みことばの光的毎日

聖書同盟「みことばの光」編集者が綴るあれこれ

しるし

2019年08月05日 | マタイの福音書

マタイの福音書 24章1−14節

 8月初めの日曜礼拝は、大勢の方々といっしょでした。旅行中の方は教会のWebページで場所を確認してお出でになりました。12日まで市内中心部から教会最寄り駅までの地下鉄が運休で、迂回を強いられるのですが、「よくぞ!」来てくださいました。感激です。

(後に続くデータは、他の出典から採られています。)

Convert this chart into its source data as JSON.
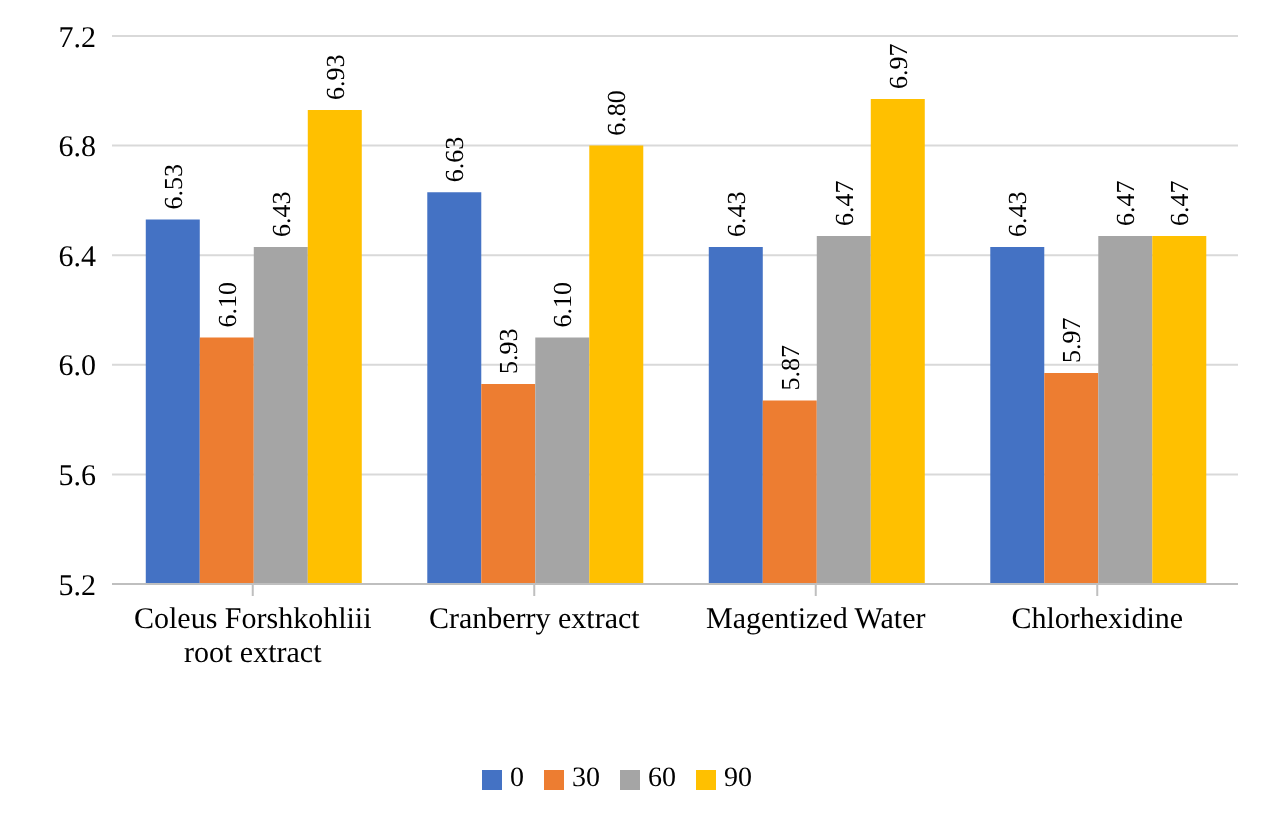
{
  "chart_data": {
    "type": "bar",
    "categories": [
      "Coleus Forshkohliii root extract",
      "Cranberry extract",
      "Magentized Water",
      "Chlorhexidine"
    ],
    "series": [
      {
        "name": "0",
        "color": "#4472c4",
        "values": [
          6.53,
          6.63,
          6.43,
          6.43
        ],
        "value_labels": [
          "6.53",
          "6.63",
          "6.43",
          "6.43"
        ]
      },
      {
        "name": "30",
        "color": "#ed7d31",
        "values": [
          6.1,
          5.93,
          5.87,
          5.97
        ],
        "value_labels": [
          "6.10",
          "5.93",
          "5.87",
          "5.97"
        ]
      },
      {
        "name": "60",
        "color": "#a5a5a5",
        "values": [
          6.43,
          6.1,
          6.47,
          6.47
        ],
        "value_labels": [
          "6.43",
          "6.10",
          "6.47",
          "6.47"
        ]
      },
      {
        "name": "90",
        "color": "#ffc000",
        "values": [
          6.93,
          6.8,
          6.97,
          6.47
        ],
        "value_labels": [
          "6.93",
          "6.80",
          "6.97",
          "6.47"
        ]
      }
    ],
    "ylim": [
      5.2,
      7.2
    ],
    "yticks": [
      5.2,
      5.6,
      {
        "value": 6,
        "label": "6.0"
      },
      6.4,
      6.8,
      7.2
    ],
    "grid": "y",
    "legend": "bottom"
  }
}
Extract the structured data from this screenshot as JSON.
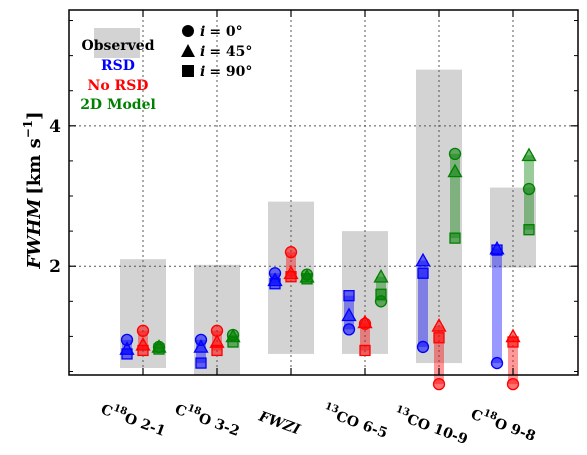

 マタイの福音書24,25章の主題は「終末」(この世の終わり)です。物事には始まりがあるのだから必ず終わりがある、それは、私たち自身の経験からも言えます。

 ところが私たちは、なかなかそのことを受け入れることができません。いや、受け入れたくないのだと思います。「きょうという一日」がこれからもずっと続くものと考えるのですが、イエスのお答えは、そうではありません。

 きっかけは壮大な宮の建物を指し示したことでした。他の福音書には、弟子たちがこの時何を言ったかが記されています。

 「先生、ご覧ください。なんとすばらしい石、何とすばらしい建物でしょう。」(マルコの福音書13章1節)

 けれどもイエスは、彼らが腰を抜かすようなことを言われたのです。聞いた弟子たちはイエスのことばにうなずけたのでしょうか。そうではなかったと思うのです。しかし、イエスのことばは程なくそのとおりになります。

 遺跡を巡ると、そこに繁栄した都市があり、多くの人々が一緒に生活していたのだと思わされます。けれども今そこを訪ねても、人々の喧噪はありません。かたちのあるものは必ずこのようになるのだと、改めて思います。

 そしてそれは、建物や町にとどまることなく、この世の終わりにまで及ぶのです。特に心に留まるのは、イエスを信じる者たちの交わりとしての教会にも、裏切りや憎み合いが起こり、誤った教えがはびこるとのしるしが、世の終わりの前にあるということです。

 「御国のこの福音は全世界に宣べ伝えられて、すべての民族に証しされ、それから終わりが来る」とのイエスのことばも…。教会に託されたつとめなのだと思いを新たにします。